This is a character encoding problem. So these things matter:
* The character set of the column. People sometimes assume this
must be the value of one of the 'character_set_...' variables
or the character set of the table. Not necessarily.
To find out the column character set, say:
SELECT character_set_name
FROM information_schema.columns
WHERE column_name = 'name' and table_name = 'locations';
* The values of the character variables. To find out, say:
SHOW VARIABLES LIKE 'char%';
* The hexadecimal values of the bytes in the column. To find out, say:
SELECT HEX(name) FROM locations;
The collation is irrelevant, it has nothing to do with encoding.
Let us take an example. You say that one of the characters in
your original 'lost' database was "small e with acute".
In the 'latin1' character set, the encoding for small e with
acute is: E9. You can look up latin1 encoding in many places
on the Internet, for example Wikipedia:
http://en.wikipedia.org/wiki/Latin1
In the 'utf8' character set, the encoding for small e with
acute is: C3 A9. Again there are many places on the Internet
where you could look this up for confirmation, for example
find "LATIN SMALL LETTER E WITH ACUTE" on this site:
http://www.utf8-chartable.de/
Now let's go the other way. What does C3 A9 mean in latin1?

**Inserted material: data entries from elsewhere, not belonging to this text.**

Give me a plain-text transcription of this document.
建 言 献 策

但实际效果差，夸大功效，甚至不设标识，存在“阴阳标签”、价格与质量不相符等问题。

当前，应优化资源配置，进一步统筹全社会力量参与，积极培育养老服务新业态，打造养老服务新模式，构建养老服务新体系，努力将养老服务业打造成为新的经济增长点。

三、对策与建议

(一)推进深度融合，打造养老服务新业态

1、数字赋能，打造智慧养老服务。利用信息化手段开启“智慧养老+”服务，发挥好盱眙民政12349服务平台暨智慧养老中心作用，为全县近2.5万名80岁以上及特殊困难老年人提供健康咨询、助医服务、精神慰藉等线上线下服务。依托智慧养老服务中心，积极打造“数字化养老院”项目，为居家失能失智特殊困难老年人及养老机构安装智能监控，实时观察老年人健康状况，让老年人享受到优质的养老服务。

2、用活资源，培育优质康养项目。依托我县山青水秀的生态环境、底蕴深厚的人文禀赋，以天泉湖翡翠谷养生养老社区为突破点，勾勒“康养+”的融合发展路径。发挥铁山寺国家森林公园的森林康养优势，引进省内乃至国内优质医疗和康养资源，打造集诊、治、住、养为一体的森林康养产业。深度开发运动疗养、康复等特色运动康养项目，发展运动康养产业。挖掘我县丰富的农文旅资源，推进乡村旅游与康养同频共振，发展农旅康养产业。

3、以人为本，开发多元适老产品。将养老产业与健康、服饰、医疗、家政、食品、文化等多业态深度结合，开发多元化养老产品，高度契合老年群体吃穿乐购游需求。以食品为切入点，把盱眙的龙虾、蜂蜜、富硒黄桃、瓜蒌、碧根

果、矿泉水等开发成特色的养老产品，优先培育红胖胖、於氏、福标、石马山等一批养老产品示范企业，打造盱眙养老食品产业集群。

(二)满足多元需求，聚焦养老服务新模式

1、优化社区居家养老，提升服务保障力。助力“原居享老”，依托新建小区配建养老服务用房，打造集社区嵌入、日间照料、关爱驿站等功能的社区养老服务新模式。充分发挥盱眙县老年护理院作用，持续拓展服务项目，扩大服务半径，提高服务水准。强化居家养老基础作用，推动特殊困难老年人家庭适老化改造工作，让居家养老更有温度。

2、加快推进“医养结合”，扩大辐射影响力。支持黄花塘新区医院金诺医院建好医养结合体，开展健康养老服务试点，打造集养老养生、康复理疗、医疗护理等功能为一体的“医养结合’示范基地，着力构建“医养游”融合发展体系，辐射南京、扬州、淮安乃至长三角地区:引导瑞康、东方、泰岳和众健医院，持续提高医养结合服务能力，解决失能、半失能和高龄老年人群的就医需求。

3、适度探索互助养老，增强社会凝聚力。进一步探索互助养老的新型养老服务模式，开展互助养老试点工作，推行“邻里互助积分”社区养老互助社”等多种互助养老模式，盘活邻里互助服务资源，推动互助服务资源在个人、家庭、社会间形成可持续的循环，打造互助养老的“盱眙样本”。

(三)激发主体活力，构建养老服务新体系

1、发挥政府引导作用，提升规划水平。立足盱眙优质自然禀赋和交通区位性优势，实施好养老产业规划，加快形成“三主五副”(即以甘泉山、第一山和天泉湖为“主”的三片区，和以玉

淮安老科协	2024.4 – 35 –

That's easy: look at Wikipedia again:
C3 is A WITH TILDE, A9 is COPYRIGHT SIGN.
And -- mirabile dictu -- that is exactly what you say you see.
So now we know that your column contains one two-byte UTF8
character, but somewhere along the way an assumption was that it's
two one-byte latin1 characters. Why? Many reasons are possible,
I won't explain them all because (a) I'm not familiar with all
tools and interfaces and clients and connection methods (when
testing, I recommend mysql client with a modern version of Linux
with the client and server on the same computer), (b) I don't
know what your values are for the defined column character set
and character set variables as described above. The manual
is quite thorough so for further questions I recommend it,
including the "East Asian FAQ" which has some hints that are
relevant for all encodings.
Peter Gulutzan
MySQL AB